FFT is an fast algorithm to compute DFT
So it works on finite length of samples. This fact has some side effects on the spectrum that it will generate for signal, but generally it consist only signal frequencies that it includes on its time window of length nfft.
When u sweep frequency in your sinusoidal, in fact you are doing some sort of frequency modulation. when you calculate FFT of this signal. You would see power in all frequencies that sinusoidal has been modulated to in the window that you calculate your FFT.

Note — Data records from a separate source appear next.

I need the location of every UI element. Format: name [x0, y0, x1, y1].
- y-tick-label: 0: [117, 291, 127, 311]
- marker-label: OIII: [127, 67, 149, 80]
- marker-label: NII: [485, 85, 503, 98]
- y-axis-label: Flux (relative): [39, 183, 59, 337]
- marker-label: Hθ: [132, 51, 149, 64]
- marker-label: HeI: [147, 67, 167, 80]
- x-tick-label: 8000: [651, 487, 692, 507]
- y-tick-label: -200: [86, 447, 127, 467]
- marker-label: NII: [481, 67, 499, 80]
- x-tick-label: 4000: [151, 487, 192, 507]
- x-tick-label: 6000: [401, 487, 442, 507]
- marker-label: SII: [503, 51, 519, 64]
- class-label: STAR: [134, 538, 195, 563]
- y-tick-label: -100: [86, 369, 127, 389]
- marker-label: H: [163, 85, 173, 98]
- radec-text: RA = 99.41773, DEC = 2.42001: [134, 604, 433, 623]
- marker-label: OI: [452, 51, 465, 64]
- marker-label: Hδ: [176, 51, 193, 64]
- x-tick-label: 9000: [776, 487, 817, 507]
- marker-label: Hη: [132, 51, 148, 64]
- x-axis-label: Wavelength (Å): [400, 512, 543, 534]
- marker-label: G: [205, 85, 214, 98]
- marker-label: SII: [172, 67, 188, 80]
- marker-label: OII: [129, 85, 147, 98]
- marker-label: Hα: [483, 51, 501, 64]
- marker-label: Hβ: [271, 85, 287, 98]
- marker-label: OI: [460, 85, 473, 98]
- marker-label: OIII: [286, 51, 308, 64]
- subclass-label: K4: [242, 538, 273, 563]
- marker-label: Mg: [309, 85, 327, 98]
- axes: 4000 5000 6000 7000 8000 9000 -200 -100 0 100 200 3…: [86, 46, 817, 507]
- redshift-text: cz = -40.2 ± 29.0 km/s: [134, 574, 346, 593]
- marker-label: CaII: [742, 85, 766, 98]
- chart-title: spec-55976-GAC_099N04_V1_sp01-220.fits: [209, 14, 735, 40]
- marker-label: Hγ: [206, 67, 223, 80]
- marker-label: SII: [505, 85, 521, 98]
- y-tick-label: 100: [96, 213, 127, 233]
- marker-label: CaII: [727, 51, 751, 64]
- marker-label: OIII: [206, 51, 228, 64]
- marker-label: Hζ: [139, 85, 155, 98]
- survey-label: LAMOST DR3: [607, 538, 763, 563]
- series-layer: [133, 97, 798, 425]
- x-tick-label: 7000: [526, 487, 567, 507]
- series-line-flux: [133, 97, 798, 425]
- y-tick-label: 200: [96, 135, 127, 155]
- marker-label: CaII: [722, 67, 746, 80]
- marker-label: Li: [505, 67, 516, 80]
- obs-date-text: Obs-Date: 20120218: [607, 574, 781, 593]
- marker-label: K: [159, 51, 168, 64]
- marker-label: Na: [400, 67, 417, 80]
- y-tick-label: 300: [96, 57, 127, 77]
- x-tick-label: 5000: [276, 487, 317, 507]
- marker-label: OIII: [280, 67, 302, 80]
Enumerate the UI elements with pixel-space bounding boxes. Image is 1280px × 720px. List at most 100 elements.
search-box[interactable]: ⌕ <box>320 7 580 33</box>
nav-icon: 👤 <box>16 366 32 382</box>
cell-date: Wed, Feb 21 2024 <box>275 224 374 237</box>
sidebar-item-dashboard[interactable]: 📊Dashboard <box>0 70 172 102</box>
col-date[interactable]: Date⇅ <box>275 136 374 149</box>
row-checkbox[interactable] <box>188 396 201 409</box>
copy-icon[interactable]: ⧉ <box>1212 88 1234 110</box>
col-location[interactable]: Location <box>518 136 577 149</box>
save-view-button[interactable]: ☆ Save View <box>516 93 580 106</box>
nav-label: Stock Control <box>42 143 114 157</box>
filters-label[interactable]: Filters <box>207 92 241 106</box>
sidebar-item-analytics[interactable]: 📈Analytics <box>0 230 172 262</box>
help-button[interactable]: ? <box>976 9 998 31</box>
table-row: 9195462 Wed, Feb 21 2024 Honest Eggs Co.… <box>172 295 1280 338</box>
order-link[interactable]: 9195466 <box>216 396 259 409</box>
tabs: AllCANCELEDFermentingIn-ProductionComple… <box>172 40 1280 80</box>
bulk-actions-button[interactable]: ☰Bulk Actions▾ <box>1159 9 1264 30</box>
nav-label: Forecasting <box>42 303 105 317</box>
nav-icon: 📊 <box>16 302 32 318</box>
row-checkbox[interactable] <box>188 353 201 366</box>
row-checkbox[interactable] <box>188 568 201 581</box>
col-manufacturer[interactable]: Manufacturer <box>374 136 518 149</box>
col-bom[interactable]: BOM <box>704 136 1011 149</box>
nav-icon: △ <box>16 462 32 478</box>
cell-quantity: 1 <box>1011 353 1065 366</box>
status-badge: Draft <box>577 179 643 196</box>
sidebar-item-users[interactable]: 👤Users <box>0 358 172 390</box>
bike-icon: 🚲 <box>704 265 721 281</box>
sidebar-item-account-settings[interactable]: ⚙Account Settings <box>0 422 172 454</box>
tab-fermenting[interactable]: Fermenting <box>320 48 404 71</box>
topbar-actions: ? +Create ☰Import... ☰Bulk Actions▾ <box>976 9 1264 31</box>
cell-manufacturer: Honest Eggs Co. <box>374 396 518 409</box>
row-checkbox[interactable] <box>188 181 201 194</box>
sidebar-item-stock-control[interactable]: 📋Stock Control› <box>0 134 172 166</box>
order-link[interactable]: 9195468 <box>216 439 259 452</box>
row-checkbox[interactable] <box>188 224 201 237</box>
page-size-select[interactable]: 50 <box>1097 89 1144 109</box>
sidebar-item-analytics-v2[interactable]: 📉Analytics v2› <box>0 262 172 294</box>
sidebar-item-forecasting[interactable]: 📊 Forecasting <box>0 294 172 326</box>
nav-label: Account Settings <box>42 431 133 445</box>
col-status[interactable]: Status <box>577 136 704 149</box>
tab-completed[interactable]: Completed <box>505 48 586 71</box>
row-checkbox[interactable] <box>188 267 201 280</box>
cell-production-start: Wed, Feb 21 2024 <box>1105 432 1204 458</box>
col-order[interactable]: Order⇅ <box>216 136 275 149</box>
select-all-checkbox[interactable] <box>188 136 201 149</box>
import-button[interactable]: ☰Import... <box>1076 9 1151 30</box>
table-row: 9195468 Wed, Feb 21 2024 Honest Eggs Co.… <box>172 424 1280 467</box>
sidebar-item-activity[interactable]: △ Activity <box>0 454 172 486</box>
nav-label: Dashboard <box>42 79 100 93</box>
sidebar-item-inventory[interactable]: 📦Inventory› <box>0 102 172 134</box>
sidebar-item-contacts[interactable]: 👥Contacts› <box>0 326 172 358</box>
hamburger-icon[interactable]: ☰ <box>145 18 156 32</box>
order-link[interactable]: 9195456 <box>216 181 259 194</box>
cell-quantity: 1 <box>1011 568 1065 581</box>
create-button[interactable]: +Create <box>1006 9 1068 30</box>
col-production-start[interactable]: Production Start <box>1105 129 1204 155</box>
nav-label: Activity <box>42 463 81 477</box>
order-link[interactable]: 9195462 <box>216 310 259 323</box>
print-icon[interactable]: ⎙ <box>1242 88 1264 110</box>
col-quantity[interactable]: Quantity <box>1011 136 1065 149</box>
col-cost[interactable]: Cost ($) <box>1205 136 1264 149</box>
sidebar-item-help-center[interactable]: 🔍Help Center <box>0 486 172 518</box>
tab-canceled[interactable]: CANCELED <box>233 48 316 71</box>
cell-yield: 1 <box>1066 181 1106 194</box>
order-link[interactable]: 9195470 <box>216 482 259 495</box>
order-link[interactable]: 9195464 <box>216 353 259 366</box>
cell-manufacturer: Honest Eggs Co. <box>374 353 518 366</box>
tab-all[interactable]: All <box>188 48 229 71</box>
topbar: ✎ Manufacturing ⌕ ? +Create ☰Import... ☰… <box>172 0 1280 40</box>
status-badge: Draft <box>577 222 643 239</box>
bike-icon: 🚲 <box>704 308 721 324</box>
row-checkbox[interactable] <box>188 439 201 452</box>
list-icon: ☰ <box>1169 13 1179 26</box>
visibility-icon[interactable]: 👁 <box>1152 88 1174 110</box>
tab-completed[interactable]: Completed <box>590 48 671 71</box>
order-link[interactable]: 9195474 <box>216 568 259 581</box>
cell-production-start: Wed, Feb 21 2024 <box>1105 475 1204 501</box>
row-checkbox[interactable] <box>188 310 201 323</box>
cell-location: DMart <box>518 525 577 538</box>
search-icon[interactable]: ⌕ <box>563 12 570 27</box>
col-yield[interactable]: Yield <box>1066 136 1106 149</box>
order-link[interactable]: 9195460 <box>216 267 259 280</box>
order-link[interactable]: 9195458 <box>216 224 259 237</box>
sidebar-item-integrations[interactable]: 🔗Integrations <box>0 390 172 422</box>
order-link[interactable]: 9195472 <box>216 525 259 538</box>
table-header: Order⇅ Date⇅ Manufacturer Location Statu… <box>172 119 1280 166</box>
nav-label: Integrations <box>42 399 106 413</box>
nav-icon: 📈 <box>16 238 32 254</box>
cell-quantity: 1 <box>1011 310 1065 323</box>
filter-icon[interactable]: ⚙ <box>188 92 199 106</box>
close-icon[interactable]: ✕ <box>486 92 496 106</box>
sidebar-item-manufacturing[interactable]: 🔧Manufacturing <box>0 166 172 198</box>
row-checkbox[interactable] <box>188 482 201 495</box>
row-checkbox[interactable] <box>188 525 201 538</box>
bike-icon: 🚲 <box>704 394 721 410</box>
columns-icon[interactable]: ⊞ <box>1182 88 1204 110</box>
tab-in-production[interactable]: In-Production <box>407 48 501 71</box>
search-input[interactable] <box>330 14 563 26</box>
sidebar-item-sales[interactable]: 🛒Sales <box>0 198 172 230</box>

Consider following example I wrote in Matlab:
fs = 48e3;
t = 0:1/fs:20e-3;
x = sin(2.*pi.*(10e3 - (2e3 .*(abs(t-10e-3)/10e-3))).*t);
This signal would sweep frequency from 8K to 10K in [0 , 10ms] and from 10K to 8K in [10ms, 20ms] and has been sampled by 48KHz frequency.
To calculate its FFT:
L = length(x);
xf = fft(x)/L;
xf_s = fftshift(xf);
f = Fs/2 * linspace(-1,1-2/L,L);
Then you can plot its DFT spectrum representation using
plot(f,abs(xf_s));
and:
Just like most of frequency modulated signals. Note that here we calculated FFT for full length of signal, if we calculate it for only some portion of signal we would have frequencies power for that portion.